La diputada kirchnerista Mara Brawer anunció que está trabajando en un proyecto de ley para incorporar las consejerías al Programa Nacional de Salud Sexual y Procreación Responsable. Un programa que ni siquiera cumple con su propósito actual que es el de distribuir anticonceptivos a todos los hospitales y centros de salud del país, para que sean de acceso gratuito a todas las personas que los solicitaren.

La hipocresía del oficialismo es mayúscula: también desde 2006 existe la Ley de Educación Sexual Integral que impone la obligatoriedad en todos los establecimientos de enseñanza pública y, sin embargo, aún la decisión de la transmisión de los contenidos queda al arbitrio de las autoridades provinciales, locales o de los mismos establecimientos.

¿Acaso no existe también un fallo de la Corte Suprema que sugiere la elaboración de un protocolo de atención de abortos no punibles y expresamente indica que los casos de abortos terapéuticos no deben ser judicializados? Sin embargo, no sólo las provincias gobernadas por la oposición de derecha, sino muchas provincias donde gobierna el oficialismo, se niegan a practicar los abortos no punibles que establece el Código Penal–a los que tiene acceso una mujer que ha sido violada o cuando corren riesgo su vida o su salud en caso de proseguir con el embarazo-.

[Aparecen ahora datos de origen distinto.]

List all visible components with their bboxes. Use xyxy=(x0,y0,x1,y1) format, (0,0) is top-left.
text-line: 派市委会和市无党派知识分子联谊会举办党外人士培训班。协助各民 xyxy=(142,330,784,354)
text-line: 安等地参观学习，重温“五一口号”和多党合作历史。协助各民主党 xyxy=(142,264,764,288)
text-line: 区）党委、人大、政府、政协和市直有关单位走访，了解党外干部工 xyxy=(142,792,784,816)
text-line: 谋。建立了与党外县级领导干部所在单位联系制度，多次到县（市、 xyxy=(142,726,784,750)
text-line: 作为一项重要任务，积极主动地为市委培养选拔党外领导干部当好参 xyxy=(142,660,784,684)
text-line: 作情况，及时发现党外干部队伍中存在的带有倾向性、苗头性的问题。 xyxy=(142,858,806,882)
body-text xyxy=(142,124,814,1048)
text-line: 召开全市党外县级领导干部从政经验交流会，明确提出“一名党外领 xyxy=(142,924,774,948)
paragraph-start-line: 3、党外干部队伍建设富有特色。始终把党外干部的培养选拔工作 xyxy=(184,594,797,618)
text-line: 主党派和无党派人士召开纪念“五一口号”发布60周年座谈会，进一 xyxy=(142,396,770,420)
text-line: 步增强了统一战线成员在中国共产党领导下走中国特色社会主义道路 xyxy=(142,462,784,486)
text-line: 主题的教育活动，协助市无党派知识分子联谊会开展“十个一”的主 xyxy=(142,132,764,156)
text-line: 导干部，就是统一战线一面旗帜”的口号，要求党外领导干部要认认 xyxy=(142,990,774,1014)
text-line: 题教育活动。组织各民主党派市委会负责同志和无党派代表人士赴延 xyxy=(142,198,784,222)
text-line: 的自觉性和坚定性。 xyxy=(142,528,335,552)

Mientras tanto, organizaciones ligadas a la Iglesia y grupos fundamentalistas, se empeñan en llevar a juicio cada vez que se conoce el caso de una solicitud de aborto no punible en algún hospital, donde muchas veces los propios directivos se oponen a su realización.

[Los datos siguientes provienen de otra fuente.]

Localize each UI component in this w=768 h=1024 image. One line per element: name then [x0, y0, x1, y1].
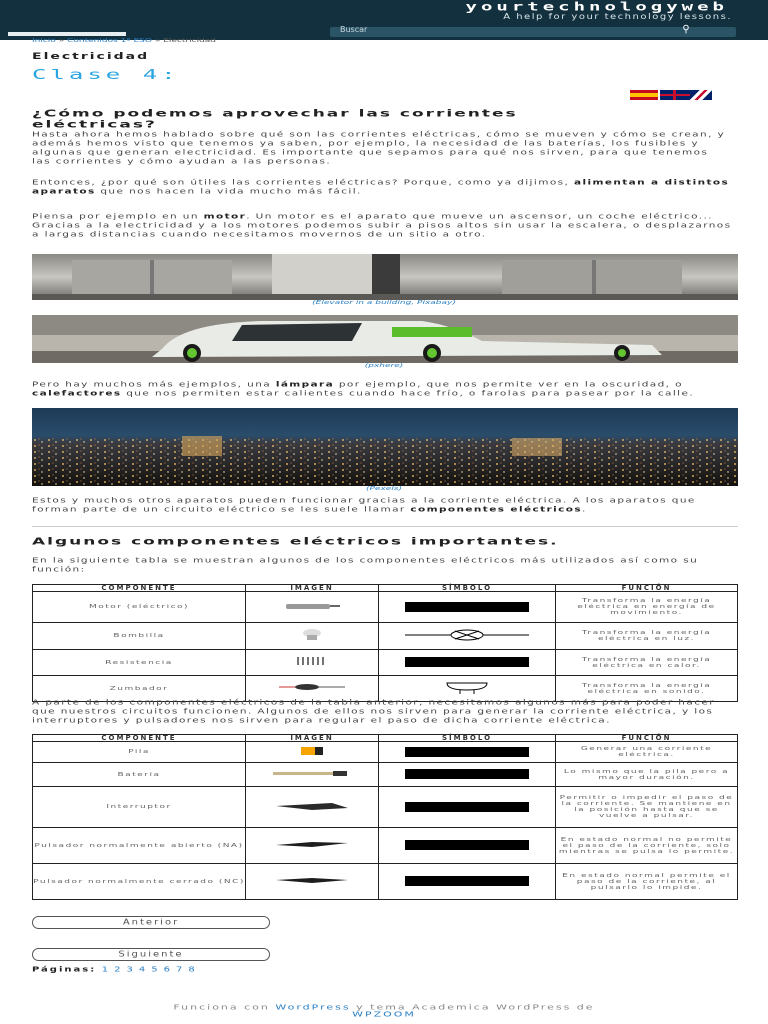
column-header: SÍMBOLO: [379, 585, 556, 592]
component-name: Pulsador normalmente abierto (NA): [33, 828, 246, 864]
component-name: Pulsador normalmente cerrado (NC): [33, 864, 246, 900]
city-night-image: [32, 408, 738, 486]
site-header: [0, 0, 768, 40]
page-link-7[interactable]: 7: [175, 966, 185, 974]
component-symbol: [379, 592, 556, 623]
column-header: FUNCIÓN: [556, 735, 738, 742]
component-function: En estado normal permite el paso de la corriente, al pulsarlo lo impide.: [556, 864, 738, 900]
buzzer-symbol-icon: [405, 680, 529, 694]
table-row: [33, 864, 738, 900]
paragraph: Pero hay muchos más ejemplos, una lámpara por ejemplo, que nos permite ver en la oscuridad, o calefactores que nos permiten estar calientes cuando hace frío, o farolas para pasear por la calle.: [32, 380, 695, 398]
page-link-2[interactable]: 2: [114, 966, 123, 974]
wordpress-link[interactable]: WordPress: [275, 1003, 351, 1012]
paragraph: Entonces, ¿por qué son útiles las corrientes eléctricas? Porque, como ya dijimos, alimentan a distintos aparatos que nos hacen la vida mucho más fácil.: [32, 178, 730, 196]
component-image: [246, 623, 379, 650]
component-symbol: [379, 623, 556, 650]
table-row: [33, 828, 738, 864]
component-image: [246, 650, 379, 676]
paragraph: En la siguiente tabla se muestran algunos de los componentes eléctricos más utilizados así como su función:: [32, 556, 699, 574]
language-switcher: [630, 90, 712, 100]
image-caption[interactable]: (pxhere): [364, 363, 404, 369]
push-button-nc-symbol-icon: [405, 876, 529, 886]
page-link-8[interactable]: 8: [188, 966, 197, 974]
switch-image: [272, 800, 352, 812]
table-header-row: [33, 735, 738, 742]
site-title[interactable]: yourtechnologyweb: [465, 0, 728, 14]
pages-label: Páginas:: [32, 966, 97, 974]
component-function: Transforma la energía eléctrica en calor.: [556, 650, 738, 676]
image-caption[interactable]: (Pexels): [365, 486, 403, 492]
switch-symbol-icon: [405, 802, 529, 812]
component-symbol: [379, 828, 556, 864]
table-row: [33, 650, 738, 676]
electric-car-image: [32, 315, 738, 363]
component-image: [246, 864, 379, 900]
breadcrumb-separator: »: [58, 38, 65, 44]
battery-cell-image: [297, 746, 327, 756]
component-name: Zumbador: [33, 676, 246, 702]
footer-text: Funciona con: [173, 1003, 276, 1012]
resistor-symbol-icon: [405, 657, 529, 667]
component-name: Resistencia: [33, 650, 246, 676]
buzzer-image: [277, 682, 347, 692]
spain-flag-icon[interactable]: [630, 90, 658, 100]
component-symbol: [379, 763, 556, 787]
component-function: Transforma la energía eléctrica en energía de movimiento.: [556, 592, 738, 623]
page-link-6[interactable]: 6: [163, 966, 172, 974]
battery-symbol-icon: [405, 769, 529, 779]
table-row: [33, 592, 738, 623]
component-function: Permitir o impedir el paso de la corriente. Se mantiene en la posición hasta que se vuelve a pulsar.: [556, 787, 738, 828]
battery-image: [267, 768, 357, 778]
column-header: FUNCIÓN: [556, 585, 738, 592]
motor-symbol-icon: [405, 602, 529, 612]
component-function: Generar una corriente eléctrica.: [556, 742, 738, 763]
divider: [32, 526, 738, 527]
page-link-4[interactable]: 4: [138, 966, 148, 974]
column-header: COMPONENTE: [33, 735, 246, 742]
class-title: Clase 4:: [32, 67, 180, 83]
uk-flag-icon[interactable]: [690, 90, 712, 100]
elevator-image: [32, 254, 738, 300]
breadcrumb-home[interactable]: Inicio: [32, 38, 56, 44]
components-table: [32, 584, 738, 702]
component-image: [246, 592, 379, 623]
component-image: [246, 742, 379, 763]
uk-flag-icon[interactable]: [660, 90, 690, 100]
breadcrumb-contents[interactable]: Contenidos 1º ESO: [67, 38, 152, 44]
resistor-image: [294, 655, 330, 667]
push-button-no-image: [272, 839, 352, 849]
paragraph: A parte de los componentes eléctricos de la tabla anterior, necesitamos algunos más para poder hacer que nuestros circuitos funcionen. Algunos de ellos nos sirven para generar la corriente eléctrica, y los interruptores y pulsadores nos sirven para regular el paso de dicha corriente eléctrica.: [32, 698, 715, 725]
push-button-nc-image: [272, 875, 352, 885]
bulb-symbol-icon: [405, 629, 529, 641]
component-name: Motor (eléctrico): [33, 592, 246, 623]
component-symbol: [379, 864, 556, 900]
page-link-5[interactable]: 5: [151, 966, 160, 974]
search-input[interactable]: Buscar: [340, 25, 368, 34]
page-link-1[interactable]: 1: [101, 966, 111, 974]
pagination: [32, 966, 201, 974]
breadcrumb-separator: »: [154, 38, 161, 44]
push-button-no-symbol-icon: [405, 840, 529, 850]
site-footer: [0, 1004, 768, 1018]
component-symbol: [379, 787, 556, 828]
breadcrumb-current: Electricidad: [163, 38, 217, 44]
paragraph: Hasta ahora hemos hablado sobre qué son las corrientes eléctricas, cómo se mueven y cómo se crean, y además hemos visto que tenemos ya saben, por ejemplo, la necesidad de las baterías, los fusibles y algunas que generan electricidad. Es importante que sepamos para qué nos sirven, para que tenemos las corrientes y cómo ayudan a las personas.: [32, 130, 726, 166]
cell-symbol-icon: [405, 747, 529, 757]
column-header: COMPONENTE: [33, 585, 246, 592]
next-button[interactable]: Siguiente: [32, 948, 270, 961]
search-icon[interactable]: ⚲: [682, 24, 690, 35]
component-image: [246, 763, 379, 787]
component-symbol: [379, 650, 556, 676]
component-name: Interruptor: [33, 787, 246, 828]
component-function: Transforma la energía eléctrica en luz.: [556, 623, 738, 650]
table-header-row: [33, 585, 738, 592]
section-heading: ¿Cómo podemos aprovechar las corrientes eléctricas?: [32, 108, 518, 130]
previous-button[interactable]: Anterior: [32, 916, 270, 929]
component-function: Lo mismo que la pila pero a mayor duración.: [556, 763, 738, 787]
paragraph: Piensa por ejemplo en un motor. Un motor es el aparato que mueve un ascensor, un coche eléctrico... Gracias a la electricidad y a los motores podemos subir a pisos altos sin usar la escalera, o desplazarnos a largas distancias cuando necesitamos movernos de un sitio a otro.: [32, 212, 732, 239]
component-image: [246, 828, 379, 864]
component-symbol: [379, 742, 556, 763]
site-logo[interactable]: [8, 2, 128, 32]
table-row: [33, 763, 738, 787]
component-function: Transforma la energía eléctrica en sonido.: [556, 676, 738, 702]
component-name: Bombilla: [33, 623, 246, 650]
image-caption[interactable]: (Elevator in a building, Pixabay): [312, 300, 456, 306]
component-name: Pila: [33, 742, 246, 763]
bulb-image: [297, 629, 327, 641]
footer-text: y tema Academica WordPress de: [350, 1003, 595, 1012]
section-heading: Algunos componentes eléctricos importantes.: [32, 536, 559, 547]
wpzoom-link[interactable]: WPZOOM: [352, 1010, 416, 1019]
page-link-3[interactable]: 3: [126, 966, 135, 974]
page-title: Electricidad: [32, 52, 150, 62]
components-table-2: [32, 734, 738, 900]
table-row: [33, 787, 738, 828]
component-function: En estado normal no permite el paso de la corriente, solo mientras se pulsa lo permite.: [556, 828, 738, 864]
component-image: [246, 787, 379, 828]
column-header: SÍMBOLO: [379, 735, 556, 742]
paragraph: Estos y muchos otros aparatos pueden funcionar gracias a la corriente eléctrica. A los aparatos que forman parte de un circuito eléctrico se les suele llamar componentes eléctricos.: [32, 496, 696, 514]
breadcrumb: [32, 38, 216, 44]
component-name: Batería: [33, 763, 246, 787]
column-header: IMAGEN: [246, 735, 379, 742]
motor-image: [282, 601, 342, 611]
table-row: [33, 742, 738, 763]
site-tagline: A help for your technology lessons.: [503, 13, 732, 22]
table-row: [33, 623, 738, 650]
search-box[interactable]: [330, 24, 736, 37]
column-header: IMAGEN: [246, 585, 379, 592]
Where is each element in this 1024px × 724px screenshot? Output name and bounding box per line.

Y en el oficialismo, ni siquiera los sectores más progresistas y proclives a legalizar el aborto han sido capaces de desobedecer este mandato sacrosanto de su jefa política. Ahora no sólo soportan estoicamente la decisión de Cristina de no legislar a favor de la vida de millones de mujeres, sino que además, aceptan sin miramientos que ni siquiera pueda debatirse.

Obediencia debida con nuestras vidas

Como señaló el diputado Nicolás del Caño, “es vergonzoso que el kirchnerismo no titubee ni un segundo para votar en bloque las leyes de inteligencia, de entrega del petróleo, o que acepte sin vacilaciones la intromisión del Vaticano en la redacción del nuevo Código Civil, pero se escude en la ‘libertad de conciencia’ cuando se trata de impedir que sigan muriendo las mujeres más pobres por algo absolutamente evitable”.

Mientras en el Congreso, el kirchnerismo impide el debate –en alianza con el PRO-, las mujeres más pobres siguen muriendo por abortos clandestinos. Ellas son las innombrables. De las que Cristina Kirchner nunca hablará, aunque sus discursos se extiendan por más de cuatro horas.